I'm using it in conjunction with Armadillo, a C++ library for linear algebra. Armadillo can export to HDF5, and the idea is then loading the exported data into MATLAB.

I work with lots of complex matrices, that Armadillo stores exactly the way you do, the only difference being that 'Real' and 'Imag' are lowercase in Armadillo's storing convention (see e.g. this thread on Matlab Answers). This prevents EasyH5 from automatically importing the data as complex data; it's not a huge issue, since you can then manipulate the imported struct and merge real and imaginary parts, but it would be nice to be able to do it automatically. Plus, if you want to export data the other way around, i.e. from MATLAB to Armadillo, I see no easy way to do it.

Of course for my purposes I could replace all the 'Real' and 'Imag' strings in your code with their lowercase version, but I'd like to keep it general enough.

So, in order to solve the two problems at once and possibly improving the cooperation with other software with a different convention (e.g. 're' and 'im'), I kindly ask you if it's possible to implement a sort of "complex number format specification" option for both the saveh5 and the loadh5 functions, instead of hardcoding 'Real' and 'Imag'. Something on the lines:

saveh5(myComplexMatrix,'myTestFile.h5','complexformat',['real','imag']);

and

myComplexMatrix = loadh5('myTestFile.h5','complexformat',['real','imag']);

which then gives the possibility to customise the complex number storage format (e.g. complexformat',['re','im'] or whatever one prefers). The default with no options would be the current format, i.e. equivalent to 'complexformat',['Real','Imag'].

Thanks a lot in advance! πŸ˜„

fangq commented 4 years ago

@matteosecli, feel free to submit a patch to enable this format, and save to lower case real/imag use this option (and default to the Real/Imag).
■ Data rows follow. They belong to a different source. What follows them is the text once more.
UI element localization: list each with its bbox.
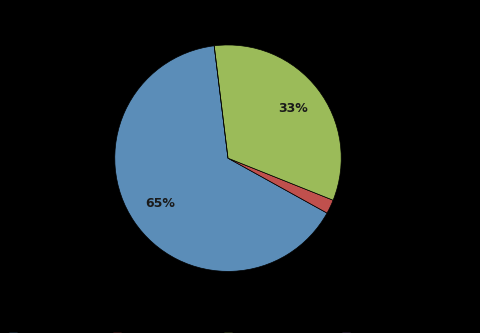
Text: 65%: 65%	[145, 197, 175, 210]
Legend: Wages & Salaries, Employee Benefits, Operating Expenses, Grants & Subsidies: Wages & Salaries, Employee Benefits, Ope…	[5, 328, 451, 333]
Wedge shape	[115, 46, 327, 271]
Text: 33%: 33%	[278, 102, 308, 115]
Wedge shape	[214, 46, 228, 158]
Wedge shape	[214, 45, 341, 200]
Wedge shape	[228, 158, 333, 213]
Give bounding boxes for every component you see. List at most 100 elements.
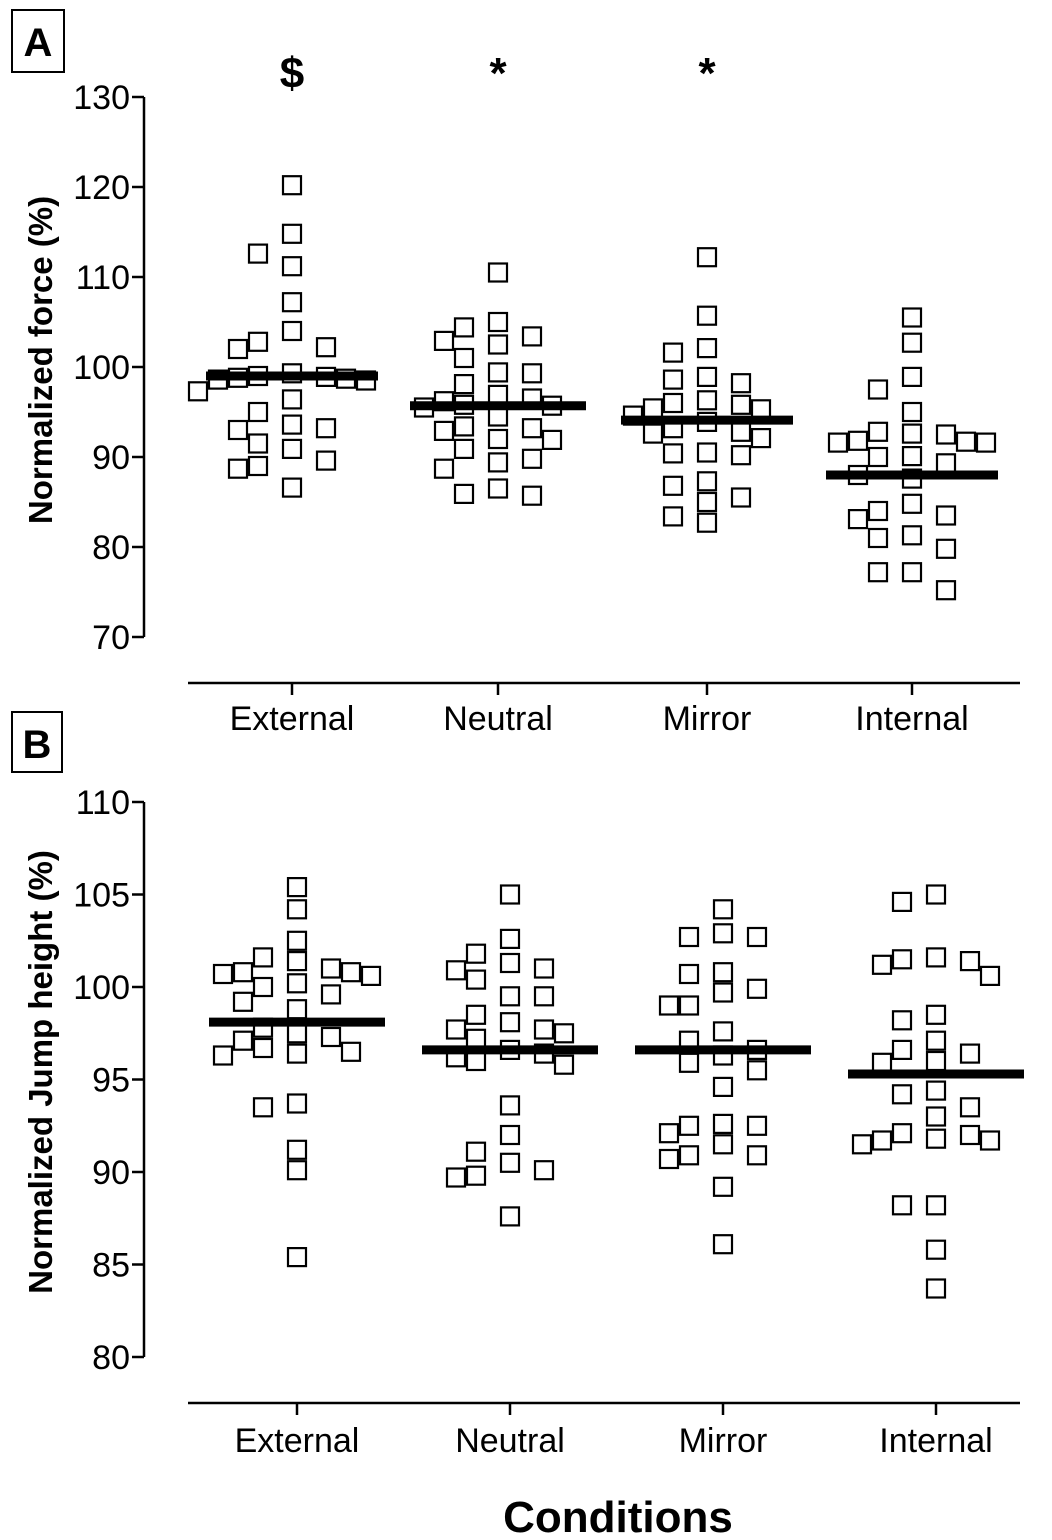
data-point: [750, 399, 772, 420]
data-point: [867, 446, 889, 468]
x-tick-label: Neutral: [455, 1422, 565, 1460]
data-point: [901, 307, 923, 328]
data-point: [247, 401, 269, 423]
data-point: [678, 1115, 700, 1136]
y-tick-label: 130: [73, 79, 130, 117]
data-point: [959, 1097, 981, 1118]
data-point: [487, 362, 509, 383]
data-point: [891, 891, 913, 913]
data-point: [925, 1080, 947, 1101]
data-point: [712, 1113, 734, 1135]
data-point: [712, 899, 734, 920]
data-point: [553, 1054, 575, 1075]
data-point: [901, 446, 923, 467]
data-point: [487, 428, 509, 450]
data-point: [678, 963, 700, 985]
data-point: [925, 1128, 947, 1149]
data-point: [730, 445, 752, 466]
panel-b: B Normalized Jump height (%) 80 85 90 95 100…: [11, 711, 1024, 1540]
data-point: [281, 292, 303, 313]
data-point: [851, 1134, 873, 1155]
data-point: [487, 262, 509, 283]
x-tick-label: Mirror: [663, 700, 752, 738]
data-point: [465, 1050, 487, 1072]
data-point: [891, 1123, 913, 1144]
data-point: [696, 390, 718, 411]
significance-marker: $: [280, 49, 304, 98]
data-point: [979, 1130, 1001, 1151]
data-point: [662, 392, 684, 414]
data-point: [252, 1037, 274, 1059]
data-point: [925, 947, 947, 968]
data-point: [453, 317, 475, 338]
data-point: [232, 962, 254, 983]
data-point: [658, 995, 680, 1016]
data-point: [925, 1030, 947, 1051]
panel-b-means: [209, 1017, 1024, 1079]
data-point: [453, 438, 475, 459]
data-point: [247, 331, 269, 352]
data-point: [465, 1004, 487, 1025]
data-point: [499, 884, 521, 905]
data-point: [642, 398, 664, 419]
y-tick-label: 95: [92, 1062, 130, 1100]
data-point: [959, 1043, 981, 1064]
data-point: [286, 973, 308, 994]
data-point: [227, 458, 249, 479]
panel-b-box: [11, 711, 63, 773]
data-point: [453, 483, 475, 504]
data-point: [746, 1145, 768, 1166]
data-point: [901, 493, 923, 514]
data-point: [187, 381, 209, 402]
data-point: [227, 338, 249, 360]
y-tick-label: 110: [76, 784, 130, 822]
data-point: [553, 1023, 575, 1044]
data-point: [871, 1052, 893, 1073]
y-tick-label: 105: [73, 877, 130, 915]
data-point: [286, 1139, 308, 1160]
data-point: [521, 485, 543, 506]
data-point: [867, 421, 889, 442]
data-point: [959, 1124, 981, 1146]
data-point: [935, 505, 957, 526]
data-point: [712, 982, 734, 1003]
data-point: [979, 965, 1001, 987]
data-point: [212, 963, 234, 985]
data-point: [445, 1019, 467, 1040]
data-point: [901, 525, 923, 546]
data-point: [487, 384, 509, 405]
data-point: [662, 506, 684, 527]
y-tick-label: 110: [76, 259, 130, 297]
data-point: [281, 175, 303, 196]
data-point: [281, 223, 303, 244]
data-point: [533, 986, 555, 1007]
data-point: [252, 976, 274, 998]
y-tick-label: 85: [92, 1247, 130, 1285]
data-point: [320, 958, 342, 979]
data-point: [286, 930, 308, 951]
data-point: [712, 1021, 734, 1042]
data-point: [499, 1012, 521, 1033]
data-point: [750, 428, 772, 449]
data-point: [286, 1093, 308, 1114]
data-point: [521, 418, 543, 439]
data-point: [445, 960, 467, 981]
data-point: [871, 954, 893, 975]
y-tick-label: 100: [73, 969, 130, 1007]
data-point: [281, 389, 303, 410]
data-point: [925, 1106, 947, 1127]
data-point: [696, 471, 718, 492]
data-point: [521, 448, 543, 469]
data-point: [499, 1124, 521, 1146]
x-tick-label: Mirror: [679, 1422, 768, 1460]
data-point: [662, 475, 684, 496]
panel-a-points: [187, 175, 997, 601]
data-point: [281, 477, 303, 498]
data-point: [730, 421, 752, 442]
data-point: [499, 928, 521, 950]
panel-a: A Normalized force (%) 70 80 90 100 110 120 13…: [11, 9, 1020, 738]
data-point: [232, 1030, 254, 1051]
significance-marker: *: [489, 49, 507, 98]
data-point: [730, 487, 752, 508]
data-point: [696, 366, 718, 387]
However, all hdf5 libraries handle this differently (including the r/i format used in h5load.m function that the loadh5.m was adapted from), because there is no standardized way in HDF5 for complex numbers, like I mentioned in https://github.com/bids-standard/bids-specification/issues/197#issuecomment-541107503

My plan (and has been already implemented in the nightly build of easyh5) to this problem is to adopt the JData Specification (http://github.com/fangq/jdata , also at http://openjdata.org) that I have developed to encode advanced data structures, such as complex-valued arrays (see this wiki page). The hope of the JData spec is to define a standardized way to represent scientific data between different programming languages and software. You may read more on the rationales here

http://openjdata.org/wiki/index.cgi?JData/Basics

Using JData data annotation format to encode a data structure before saving and automatically decoding after loading has been implemented in the master branch, you may use this feature by adding 'jdata', 1 to the option list, see https://github.com/fangq/easyh5/commit/1d45bc3d7f3fc3c1627089e43bb10b949589dd60

matteosecli commented 4 years ago

@fangq I indeed agree that adopting a clear standard (the JData specification, in this case) would be beneficial to everyone in the longer term. I could maybe explore this possibility (i.e. the adoption of a JData format) with the developers of Armadillo as well, but in the meantime I'll just create a quick PR with my suggestions as a temporary workaround.